Wednesday, April 2, 2014

For your sweet tooth

Hansel & Gretel from Fotini on Vimeo.

From the description on Vimeo, this is a student short. I'd say the student is doing really well. The names of the people involved with the project are all Greek, so I guess the narration is Greek, or at least that's the most likely thing per Occam's razor. All the zh sounds made me think it was Portuguese.
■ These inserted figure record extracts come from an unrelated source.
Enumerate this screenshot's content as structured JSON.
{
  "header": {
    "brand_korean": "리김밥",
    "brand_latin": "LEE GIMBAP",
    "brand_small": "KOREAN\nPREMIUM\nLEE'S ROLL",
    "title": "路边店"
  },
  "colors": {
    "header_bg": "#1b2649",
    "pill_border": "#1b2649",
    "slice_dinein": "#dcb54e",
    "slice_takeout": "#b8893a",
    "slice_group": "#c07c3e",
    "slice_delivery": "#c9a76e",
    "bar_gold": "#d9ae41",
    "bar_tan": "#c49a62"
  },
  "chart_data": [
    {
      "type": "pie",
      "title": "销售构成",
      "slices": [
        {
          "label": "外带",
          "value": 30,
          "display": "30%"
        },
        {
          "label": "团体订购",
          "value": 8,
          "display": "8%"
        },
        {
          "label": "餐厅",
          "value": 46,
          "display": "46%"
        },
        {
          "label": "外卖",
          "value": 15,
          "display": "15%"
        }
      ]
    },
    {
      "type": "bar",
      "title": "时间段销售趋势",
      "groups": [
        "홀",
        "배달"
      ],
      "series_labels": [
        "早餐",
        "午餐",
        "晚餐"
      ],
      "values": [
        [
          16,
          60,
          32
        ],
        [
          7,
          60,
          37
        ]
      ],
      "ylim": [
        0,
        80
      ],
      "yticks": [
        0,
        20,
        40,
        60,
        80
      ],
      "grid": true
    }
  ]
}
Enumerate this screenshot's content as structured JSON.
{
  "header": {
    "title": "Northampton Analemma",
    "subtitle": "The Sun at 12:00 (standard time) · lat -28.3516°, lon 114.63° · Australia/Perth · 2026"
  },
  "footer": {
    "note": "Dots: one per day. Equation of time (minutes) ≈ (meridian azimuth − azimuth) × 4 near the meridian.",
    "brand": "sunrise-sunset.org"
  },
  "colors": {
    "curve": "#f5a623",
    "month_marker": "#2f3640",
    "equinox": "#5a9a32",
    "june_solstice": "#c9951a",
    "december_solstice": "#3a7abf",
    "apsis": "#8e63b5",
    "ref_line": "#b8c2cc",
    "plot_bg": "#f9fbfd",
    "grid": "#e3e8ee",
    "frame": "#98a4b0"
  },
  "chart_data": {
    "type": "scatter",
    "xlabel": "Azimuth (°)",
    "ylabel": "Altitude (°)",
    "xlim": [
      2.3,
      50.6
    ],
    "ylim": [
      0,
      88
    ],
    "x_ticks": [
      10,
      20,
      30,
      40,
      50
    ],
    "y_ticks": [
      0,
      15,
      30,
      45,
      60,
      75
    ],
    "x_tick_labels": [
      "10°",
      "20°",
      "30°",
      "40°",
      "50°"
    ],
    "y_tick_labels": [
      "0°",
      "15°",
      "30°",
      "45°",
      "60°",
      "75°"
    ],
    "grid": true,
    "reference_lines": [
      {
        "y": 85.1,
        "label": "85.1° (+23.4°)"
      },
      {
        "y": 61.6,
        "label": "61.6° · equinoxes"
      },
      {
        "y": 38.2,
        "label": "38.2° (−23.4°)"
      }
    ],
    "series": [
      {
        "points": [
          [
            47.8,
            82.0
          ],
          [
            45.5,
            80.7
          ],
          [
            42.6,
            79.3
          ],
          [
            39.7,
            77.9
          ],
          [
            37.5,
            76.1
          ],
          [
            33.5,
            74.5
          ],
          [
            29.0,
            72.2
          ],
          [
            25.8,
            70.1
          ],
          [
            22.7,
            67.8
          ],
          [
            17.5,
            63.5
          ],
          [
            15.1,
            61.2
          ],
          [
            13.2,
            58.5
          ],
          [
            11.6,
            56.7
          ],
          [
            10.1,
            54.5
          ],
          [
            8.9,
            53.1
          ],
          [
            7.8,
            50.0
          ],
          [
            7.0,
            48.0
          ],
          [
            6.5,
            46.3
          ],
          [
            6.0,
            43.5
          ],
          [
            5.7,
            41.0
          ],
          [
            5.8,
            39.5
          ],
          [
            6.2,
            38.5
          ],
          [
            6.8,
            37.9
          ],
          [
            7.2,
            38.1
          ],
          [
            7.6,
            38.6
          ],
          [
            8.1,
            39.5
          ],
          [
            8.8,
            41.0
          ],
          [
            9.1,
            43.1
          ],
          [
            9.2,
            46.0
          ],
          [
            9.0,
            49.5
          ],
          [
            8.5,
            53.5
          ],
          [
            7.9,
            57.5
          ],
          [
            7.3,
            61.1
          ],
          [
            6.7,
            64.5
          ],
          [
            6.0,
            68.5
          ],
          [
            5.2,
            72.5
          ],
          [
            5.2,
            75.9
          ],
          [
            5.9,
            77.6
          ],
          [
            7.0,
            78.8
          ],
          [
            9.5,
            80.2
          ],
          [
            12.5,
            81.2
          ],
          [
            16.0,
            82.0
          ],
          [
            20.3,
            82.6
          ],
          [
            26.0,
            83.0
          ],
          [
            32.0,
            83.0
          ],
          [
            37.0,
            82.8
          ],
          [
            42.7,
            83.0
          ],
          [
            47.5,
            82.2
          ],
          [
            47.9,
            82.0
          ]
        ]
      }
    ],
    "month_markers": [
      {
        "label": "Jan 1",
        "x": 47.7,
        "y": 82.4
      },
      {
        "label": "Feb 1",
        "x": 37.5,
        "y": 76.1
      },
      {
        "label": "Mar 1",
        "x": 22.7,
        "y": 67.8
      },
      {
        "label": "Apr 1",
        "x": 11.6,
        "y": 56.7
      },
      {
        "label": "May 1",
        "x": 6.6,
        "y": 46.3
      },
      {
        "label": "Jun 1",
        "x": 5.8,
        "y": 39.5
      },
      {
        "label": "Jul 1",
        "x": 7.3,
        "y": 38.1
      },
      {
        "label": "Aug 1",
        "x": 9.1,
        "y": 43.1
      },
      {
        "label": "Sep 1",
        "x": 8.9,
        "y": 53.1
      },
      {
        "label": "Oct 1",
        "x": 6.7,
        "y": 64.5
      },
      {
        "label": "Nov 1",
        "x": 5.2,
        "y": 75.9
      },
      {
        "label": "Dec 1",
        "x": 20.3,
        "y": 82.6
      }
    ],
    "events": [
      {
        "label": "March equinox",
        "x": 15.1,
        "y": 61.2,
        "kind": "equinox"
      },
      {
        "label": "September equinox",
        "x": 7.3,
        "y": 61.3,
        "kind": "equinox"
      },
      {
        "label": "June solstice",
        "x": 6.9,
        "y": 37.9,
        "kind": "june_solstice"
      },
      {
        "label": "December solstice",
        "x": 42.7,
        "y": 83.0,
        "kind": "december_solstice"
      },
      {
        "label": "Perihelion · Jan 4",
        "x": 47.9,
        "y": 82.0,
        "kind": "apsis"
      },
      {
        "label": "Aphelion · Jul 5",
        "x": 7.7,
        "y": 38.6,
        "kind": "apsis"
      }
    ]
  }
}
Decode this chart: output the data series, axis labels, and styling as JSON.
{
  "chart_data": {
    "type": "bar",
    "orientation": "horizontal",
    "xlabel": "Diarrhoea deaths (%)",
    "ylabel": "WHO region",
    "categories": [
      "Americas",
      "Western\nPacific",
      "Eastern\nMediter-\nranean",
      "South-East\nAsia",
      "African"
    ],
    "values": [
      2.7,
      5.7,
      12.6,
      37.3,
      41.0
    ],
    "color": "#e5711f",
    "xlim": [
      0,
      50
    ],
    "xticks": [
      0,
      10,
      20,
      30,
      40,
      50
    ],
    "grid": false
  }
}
The story and the art make a quantum leap when the witch shows up. That's the thing about her. She may be presented more or less sympathetically, but she's always a compelling character.

2 comments:

susan said...

*Hard by a great forest dwelt a poor wood-cutter with his wife and his two children. The boy was called Hansel and the girl Gretel. He had little to bite and to break, and once when great dearth fell on the land, he could no longer procure even daily bread. Now when he thought over this by night in his bed, and tossed about in his anxiety, he groaned and said to his wife: 'What is to become of us? How are we to feed our poor children, when we no longer have anything even for ourselves?' 'I'll tell you what, husband,' answered the woman, 'early tomorrow morning we will take the children out into the forest to where it is the thickest; there we will light a fire for them, and give each of them one more piece of bread, and then we will go to our work and leave them alone. They will not find the way home again, and we shall be rid of them.' 'No, wife,' said the man, 'I will not do that; how can I bear to leave my children alone in the forest?—the wild animals would soon come and tear them to pieces.' 'O, you fool!' said she, 'then we must all four die of hunger, you may as well plane the planks for our coffins,' and she left him no peace until he consented. 'But I feel very sorry for the poor children, all the same,' said the man.*

It was a nicely done video but for the fact he left out the wicked stepmother. Do you suppose they never heard that part in Greece?

Ben said...

The father does come off as kind in the context of the story. In the real world our views of a father who was ready to abandon his kids in the forest after a few minutes of arm twisting would get a different reaction. But then fairy tales have their own logic, and it's a world we keep coming back to.

It's hard to believe he doesn't know about the wicked stepmother. Maybe she just doesn't appeal to him on an artistic level.